Article ID: | iaor2004294 |
Country: | United States |
Volume: | 34 |
Issue: | 6 |
Start Page Number: | 779 |
End Page Number: | 792 |
Publication Date: | Nov 2002 |
Journal: | Accident Analysis and Prevention |
Authors: | Alexander Jennifer, Barham Philip, Black Ian |
Keywords: | behaviour, probability |
Using data generated from a fixed-base interactive driving simulator, which was used to evaluate a driver decision aid, a model is built to predict the probability of an incident (i.e. an accident or a ‘near miss’) occurring as a result of a right-turn across left-hand traffic at an unsignalised junction.

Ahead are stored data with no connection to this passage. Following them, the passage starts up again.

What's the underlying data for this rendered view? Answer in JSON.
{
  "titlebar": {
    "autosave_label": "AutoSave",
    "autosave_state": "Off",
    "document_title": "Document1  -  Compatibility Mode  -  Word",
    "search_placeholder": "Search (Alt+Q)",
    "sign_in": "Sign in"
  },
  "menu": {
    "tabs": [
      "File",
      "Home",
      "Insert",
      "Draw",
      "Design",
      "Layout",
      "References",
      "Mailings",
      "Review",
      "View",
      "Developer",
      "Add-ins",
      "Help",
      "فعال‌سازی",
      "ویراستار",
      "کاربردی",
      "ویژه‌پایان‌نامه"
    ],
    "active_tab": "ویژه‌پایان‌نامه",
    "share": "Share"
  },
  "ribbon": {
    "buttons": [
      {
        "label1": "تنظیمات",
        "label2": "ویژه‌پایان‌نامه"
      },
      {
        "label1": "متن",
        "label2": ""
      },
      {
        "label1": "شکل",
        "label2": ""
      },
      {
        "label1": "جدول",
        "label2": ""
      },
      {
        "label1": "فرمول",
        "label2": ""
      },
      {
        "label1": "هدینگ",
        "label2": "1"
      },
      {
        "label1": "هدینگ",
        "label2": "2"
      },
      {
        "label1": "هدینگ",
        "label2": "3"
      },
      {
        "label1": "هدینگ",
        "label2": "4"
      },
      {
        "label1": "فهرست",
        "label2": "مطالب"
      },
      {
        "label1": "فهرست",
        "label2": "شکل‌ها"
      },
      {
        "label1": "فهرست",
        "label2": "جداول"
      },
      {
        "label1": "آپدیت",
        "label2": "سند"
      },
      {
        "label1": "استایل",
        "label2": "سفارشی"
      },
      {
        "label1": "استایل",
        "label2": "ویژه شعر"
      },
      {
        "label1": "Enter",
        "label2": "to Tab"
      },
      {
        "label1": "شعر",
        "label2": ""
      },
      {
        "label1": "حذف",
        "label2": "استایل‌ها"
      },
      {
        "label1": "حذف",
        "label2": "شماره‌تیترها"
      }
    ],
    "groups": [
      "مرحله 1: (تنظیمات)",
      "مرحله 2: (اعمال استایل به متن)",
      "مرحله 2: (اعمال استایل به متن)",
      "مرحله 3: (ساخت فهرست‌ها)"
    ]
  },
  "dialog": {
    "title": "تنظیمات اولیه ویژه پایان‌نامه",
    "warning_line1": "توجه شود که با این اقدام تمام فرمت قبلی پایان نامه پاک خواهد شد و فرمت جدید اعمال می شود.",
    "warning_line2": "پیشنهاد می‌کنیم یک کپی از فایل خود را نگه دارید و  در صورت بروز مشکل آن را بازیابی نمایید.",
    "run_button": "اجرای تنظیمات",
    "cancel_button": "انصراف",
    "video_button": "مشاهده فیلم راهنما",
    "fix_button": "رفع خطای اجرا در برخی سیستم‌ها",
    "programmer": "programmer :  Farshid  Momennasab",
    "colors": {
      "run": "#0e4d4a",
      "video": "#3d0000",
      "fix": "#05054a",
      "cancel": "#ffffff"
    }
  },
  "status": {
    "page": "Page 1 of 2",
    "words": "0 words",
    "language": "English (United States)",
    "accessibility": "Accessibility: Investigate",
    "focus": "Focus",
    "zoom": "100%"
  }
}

This can be considered to be the product of two separate probabilities, the first being the probability that the gap between a pair of vehicles in the traffic stream is accepted, and the second the probability that the time needed to cross the on-coming stream of traffic causes the time-to-collision with the nearest vehicle in this traffic stream to be less than a second. The model is developed from the results of experimental trials involving a sample of drivers, the majority of whom were aged 60 years or older, in order to demonstrate the effect of various parameters on these probabilities. The parameters considered include the size of the gap between successive vehicles, vehicle characteristics such as size, colour and velocity, driver characteristics such as age and sex, and both daytime and night-time conditions.